Collection of poems knits together a moving, painful tale of Hawai'i
By Wanda Adams
Advertiser Books Editor
Nowhere Near Moloka'i by Gary Chang; Bear Star Press, paper, $12
After one closes "Nowhere Near Moloka'i," the mind resembles the detritus on the floor of an old car. A jumble of seemingly unrelated images lingers severed goats' heads, a snake hissing alongside a hiking trail, marauding packs of dogs, the moon over Haleakala, the remains of a plate lunch on a table at Iva's.
In Gary Chang's loosely woven net of poems, each of these encapsulates a memory.

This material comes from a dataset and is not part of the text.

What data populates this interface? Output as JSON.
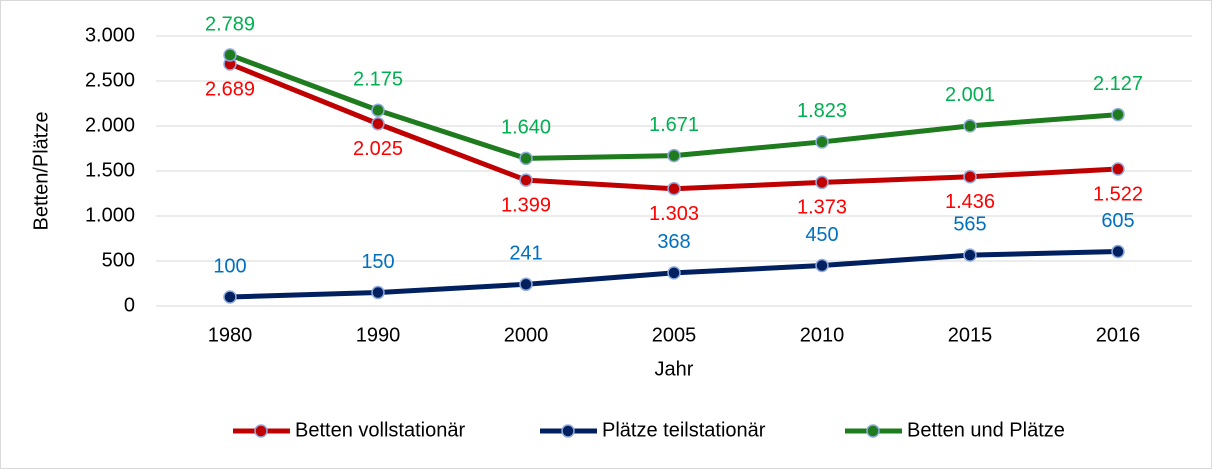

Taken together, these bits form themselves into autobiography, and spell out themes that concern the Honolulu-born writer.

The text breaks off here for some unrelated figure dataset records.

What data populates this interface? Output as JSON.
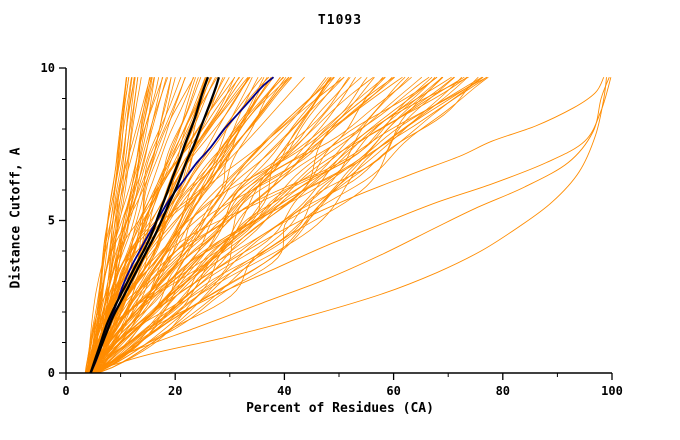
{
  "chart_data": {
    "type": "line",
    "title": "T1093",
    "xlabel": "Percent of Residues (CA)",
    "ylabel": "Distance Cutoff, A",
    "xlim": [
      0,
      100
    ],
    "ylim": [
      0,
      10
    ],
    "x_major_ticks": [
      0,
      20,
      40,
      60,
      80,
      100
    ],
    "x_minor_step": 10,
    "y_major_ticks": [
      0,
      5,
      10
    ],
    "y_minor_step": 1,
    "grid": false,
    "legend": "none",
    "curve_top_distance": 9.7,
    "colors": {
      "orange": "#FF8C00",
      "black": "#000000",
      "blue": "#00008B",
      "axis": "#000000",
      "background": "#FFFFFF"
    },
    "series": [
      {
        "name": "orange-right-1",
        "color": "orange",
        "width": 0.9,
        "points": [
          [
            4,
            0
          ],
          [
            15,
            0.6
          ],
          [
            30,
            1.2
          ],
          [
            45,
            1.9
          ],
          [
            58,
            2.6
          ],
          [
            68,
            3.3
          ],
          [
            76,
            4.0
          ],
          [
            83,
            4.8
          ],
          [
            89,
            5.6
          ],
          [
            94,
            6.6
          ],
          [
            97,
            7.8
          ],
          [
            98.5,
            9.0
          ],
          [
            99,
            9.7
          ]
        ]
      },
      {
        "name": "orange-right-2",
        "color": "orange",
        "width": 0.9,
        "points": [
          [
            4.5,
            0
          ],
          [
            12,
            0.7
          ],
          [
            24,
            1.5
          ],
          [
            36,
            2.3
          ],
          [
            48,
            3.1
          ],
          [
            58,
            3.9
          ],
          [
            67,
            4.7
          ],
          [
            75,
            5.4
          ],
          [
            84,
            6.1
          ],
          [
            92,
            6.9
          ],
          [
            96.5,
            7.9
          ],
          [
            98,
            9.0
          ],
          [
            99.5,
            9.7
          ]
        ]
      },
      {
        "name": "orange-right-3",
        "color": "orange",
        "width": 0.9,
        "points": [
          [
            4,
            0
          ],
          [
            10,
            0.8
          ],
          [
            18,
            1.7
          ],
          [
            28,
            2.6
          ],
          [
            38,
            3.4
          ],
          [
            48,
            4.2
          ],
          [
            58,
            4.9
          ],
          [
            68,
            5.6
          ],
          [
            78,
            6.2
          ],
          [
            88,
            6.9
          ],
          [
            95,
            7.6
          ],
          [
            98,
            8.6
          ],
          [
            99.8,
            9.7
          ]
        ]
      },
      {
        "name": "orange-right-4",
        "color": "orange",
        "width": 0.9,
        "points": [
          [
            4,
            0
          ],
          [
            9,
            1.0
          ],
          [
            16,
            2.0
          ],
          [
            24,
            3.0
          ],
          [
            33,
            4.0
          ],
          [
            43,
            5.0
          ],
          [
            53,
            5.8
          ],
          [
            63,
            6.5
          ],
          [
            72,
            7.1
          ],
          [
            78,
            7.6
          ],
          [
            86,
            8.1
          ],
          [
            93,
            8.7
          ],
          [
            97,
            9.2
          ],
          [
            98.5,
            9.7
          ]
        ]
      },
      {
        "name": "blue-model",
        "color": "blue",
        "width": 1.8,
        "points": [
          [
            4.5,
            0
          ],
          [
            5.5,
            0.4
          ],
          [
            6.5,
            0.9
          ],
          [
            7.5,
            1.4
          ],
          [
            8.5,
            1.9
          ],
          [
            9.5,
            2.4
          ],
          [
            10.5,
            2.9
          ],
          [
            12,
            3.5
          ],
          [
            13.5,
            4.0
          ],
          [
            15,
            4.5
          ],
          [
            17,
            5.1
          ],
          [
            19,
            5.7
          ],
          [
            21.5,
            6.3
          ],
          [
            24,
            6.9
          ],
          [
            26.5,
            7.4
          ],
          [
            29,
            8.0
          ],
          [
            31.5,
            8.5
          ],
          [
            34,
            9.0
          ],
          [
            36,
            9.4
          ],
          [
            38,
            9.7
          ]
        ]
      },
      {
        "name": "black-model-1",
        "color": "black",
        "width": 2.3,
        "points": [
          [
            4.5,
            0
          ],
          [
            6,
            0.8
          ],
          [
            7.5,
            1.6
          ],
          [
            9,
            2.2
          ],
          [
            11,
            2.9
          ],
          [
            13,
            3.6
          ],
          [
            14.5,
            4.1
          ],
          [
            16,
            4.7
          ],
          [
            17,
            5.2
          ],
          [
            18.5,
            5.9
          ],
          [
            19.5,
            6.4
          ],
          [
            21,
            7.1
          ],
          [
            22,
            7.6
          ],
          [
            23.5,
            8.3
          ],
          [
            24.5,
            8.9
          ],
          [
            25.2,
            9.3
          ],
          [
            26,
            9.7
          ]
        ]
      },
      {
        "name": "black-model-2",
        "color": "black",
        "width": 2.3,
        "points": [
          [
            4.5,
            0
          ],
          [
            6.5,
            0.9
          ],
          [
            8.5,
            1.8
          ],
          [
            10.5,
            2.5
          ],
          [
            12.5,
            3.2
          ],
          [
            14.5,
            3.9
          ],
          [
            16.5,
            4.6
          ],
          [
            17.5,
            5.0
          ],
          [
            19,
            5.6
          ],
          [
            20.5,
            6.2
          ],
          [
            22,
            6.9
          ],
          [
            23.5,
            7.5
          ],
          [
            25,
            8.2
          ],
          [
            26.5,
            8.9
          ],
          [
            27.5,
            9.4
          ],
          [
            28,
            9.7
          ]
        ]
      }
    ],
    "orange_fan": {
      "count": 128,
      "seed": 1093,
      "color": "orange",
      "width": 0.8,
      "start_percent_range": [
        3.5,
        6
      ],
      "top_percent_range": [
        11,
        78
      ],
      "shape_exponent_range": [
        0.75,
        1.55
      ],
      "wiggle_fraction": 0.05
    }
  }
}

The storyteller is a poet, Greydog, who kills goats and feral dogs for a living; who elegizes violent men, derelicts and even a murderer; who polishes off cases of Moosehead beer in the company of friends with equally colorful nicknames and who, upon moving to the Mainland, writes home asking for a "No Touch the Native" T-shirt.
The book, a chop suey of English, pidgin and Hawaiian in a seamless mix that any local will appreciate, is punctuated by a particular kanji that Chang explains in an endnote means something like the English word chaos ("war, rebellion, revolt, insurrection, riot, disturbance"). Indeed, a central theme is dissonance: the nexus of pain and unrest, anger and questioning that builds around the contradictions of the poet's life.
He is a deeply feeling writer who carries a gun and a razor-sharp knife. He's a local boy who sees beneath the local-boy armor of drink- or drug-fueled bravado to the pervasive fear of "making shame." He is a man who gets the joke in a postcard of a ravenous shark with the caption, "Send more tourists Hawai'i." On the Mainland, where Chang earned a master's of fine arts degree and taught at Colorado State University, "Grey Suffers Cultural Displacement Residing in the Foreign Nation of Continental America," as one poem title puts it.
Don't stay away from this book because it's poetry (which many find intimidating) or because it's about uncomfortable topics. There is blood, yes, and ugliness, but there is also humor and deep feeling. And there is a contemporary Hawai'i story, well told.